Contrairement à 2021 et à 2022, la croissance de l'emploi est devenue inférieure à celle de l'activité. « La rétention de main-d'œuvre est moindre qu'auparavant », a souligné Julien Pouget. Ce qui signifie que les gains de productivité, c'est-à-dire la richesse produite par travailleur, ont retrouvé des couleurs. Mais l'absence de débouchés pour les entreprises pourrait encore ralentir les embauches, voire augmenter les licenciements ou les ruptures conventionnelles.
De nombreux nuages pour 2024
L'économie tricolore devrait échapper à la récession en 2023. La Banque de France a également revu favorablement ses chiffres de prévisions macroéconomiques pour 2023. Mais l'horizon est particulièrement bouché à l'approche de 2024. La récession en Allemagne et le coup de frein de l'économie chinoise assombrissent grandement les perspectives de l'économie planétaire.

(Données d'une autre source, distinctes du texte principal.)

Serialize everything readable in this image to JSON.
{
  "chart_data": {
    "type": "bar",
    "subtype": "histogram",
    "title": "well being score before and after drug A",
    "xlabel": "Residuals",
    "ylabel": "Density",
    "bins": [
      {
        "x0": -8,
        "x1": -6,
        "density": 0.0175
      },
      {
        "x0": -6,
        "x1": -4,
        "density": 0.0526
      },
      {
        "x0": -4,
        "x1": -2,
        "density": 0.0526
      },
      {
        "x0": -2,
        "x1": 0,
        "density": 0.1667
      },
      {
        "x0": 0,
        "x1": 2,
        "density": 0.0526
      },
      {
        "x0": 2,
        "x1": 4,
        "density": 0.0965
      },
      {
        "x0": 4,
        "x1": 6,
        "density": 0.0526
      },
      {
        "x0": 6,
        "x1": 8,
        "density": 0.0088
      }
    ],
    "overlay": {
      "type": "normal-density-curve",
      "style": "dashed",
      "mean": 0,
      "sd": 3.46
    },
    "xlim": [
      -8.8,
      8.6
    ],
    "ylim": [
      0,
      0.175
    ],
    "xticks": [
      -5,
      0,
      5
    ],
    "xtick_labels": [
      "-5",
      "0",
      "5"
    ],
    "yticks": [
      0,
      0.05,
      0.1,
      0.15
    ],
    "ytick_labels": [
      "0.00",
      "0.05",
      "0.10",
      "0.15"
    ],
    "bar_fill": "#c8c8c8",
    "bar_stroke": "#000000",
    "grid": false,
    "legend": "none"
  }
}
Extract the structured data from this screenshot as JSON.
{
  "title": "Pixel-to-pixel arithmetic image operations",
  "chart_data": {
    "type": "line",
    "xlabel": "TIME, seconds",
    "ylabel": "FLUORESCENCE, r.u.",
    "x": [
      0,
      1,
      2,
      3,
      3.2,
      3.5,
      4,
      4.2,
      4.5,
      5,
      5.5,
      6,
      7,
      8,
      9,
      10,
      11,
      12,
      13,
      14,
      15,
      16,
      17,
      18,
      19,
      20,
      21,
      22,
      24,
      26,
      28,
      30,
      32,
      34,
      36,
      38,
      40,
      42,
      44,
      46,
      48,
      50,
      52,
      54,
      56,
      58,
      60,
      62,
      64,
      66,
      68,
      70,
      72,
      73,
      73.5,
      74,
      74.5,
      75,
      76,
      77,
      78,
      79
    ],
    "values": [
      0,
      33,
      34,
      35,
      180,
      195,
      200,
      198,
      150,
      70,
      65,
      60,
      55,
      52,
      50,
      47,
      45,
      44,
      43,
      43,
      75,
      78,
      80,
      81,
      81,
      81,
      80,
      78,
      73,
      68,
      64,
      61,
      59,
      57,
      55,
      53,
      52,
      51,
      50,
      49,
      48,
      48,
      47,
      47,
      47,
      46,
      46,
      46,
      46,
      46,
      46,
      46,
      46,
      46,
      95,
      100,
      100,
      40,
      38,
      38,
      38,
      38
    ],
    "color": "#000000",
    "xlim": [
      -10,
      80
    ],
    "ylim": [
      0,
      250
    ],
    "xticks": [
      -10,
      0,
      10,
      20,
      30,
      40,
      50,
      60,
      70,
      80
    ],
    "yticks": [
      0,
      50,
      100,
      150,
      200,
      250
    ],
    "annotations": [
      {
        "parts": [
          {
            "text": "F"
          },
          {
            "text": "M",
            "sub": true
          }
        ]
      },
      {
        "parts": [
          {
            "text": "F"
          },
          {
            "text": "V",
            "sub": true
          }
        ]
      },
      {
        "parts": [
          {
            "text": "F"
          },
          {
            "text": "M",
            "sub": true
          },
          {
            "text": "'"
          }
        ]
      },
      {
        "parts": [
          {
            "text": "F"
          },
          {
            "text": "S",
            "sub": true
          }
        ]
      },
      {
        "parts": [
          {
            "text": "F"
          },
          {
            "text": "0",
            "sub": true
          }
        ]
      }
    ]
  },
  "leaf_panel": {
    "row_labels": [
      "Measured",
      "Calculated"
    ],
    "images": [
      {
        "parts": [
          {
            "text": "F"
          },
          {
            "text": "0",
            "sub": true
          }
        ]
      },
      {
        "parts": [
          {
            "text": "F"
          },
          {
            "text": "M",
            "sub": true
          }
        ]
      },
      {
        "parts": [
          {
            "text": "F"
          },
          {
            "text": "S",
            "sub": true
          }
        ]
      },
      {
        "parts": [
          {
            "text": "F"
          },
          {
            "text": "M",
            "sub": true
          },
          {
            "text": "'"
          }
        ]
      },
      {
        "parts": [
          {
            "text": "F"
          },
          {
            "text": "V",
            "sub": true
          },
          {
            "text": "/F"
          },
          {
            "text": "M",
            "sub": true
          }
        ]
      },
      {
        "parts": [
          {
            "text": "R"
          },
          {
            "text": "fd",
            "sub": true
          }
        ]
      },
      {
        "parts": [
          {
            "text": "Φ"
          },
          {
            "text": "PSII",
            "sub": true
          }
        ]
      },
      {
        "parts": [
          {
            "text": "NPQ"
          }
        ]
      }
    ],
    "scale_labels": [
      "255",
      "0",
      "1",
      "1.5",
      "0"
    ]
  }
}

« Les grandes économies évoluent en ordre dispersé. La résilience de l'économie aux Etats-Unis ne laisse entrevoir de baisse des taux d'intérêt. En Chine, le net ralentissement de la croissance peut avoir des effets ambivalents sur l'économie française », a déclaré Julien Pouget.
« La France est moins exposée que l'Allemagne sur les exportations, mais ce ralentissement chinois peut avoir des tensions sur les approvisionnements », a-t-il poursuivi. Les derniers mois de 2023 pourraient être difficiles pour les entreprises tricolores.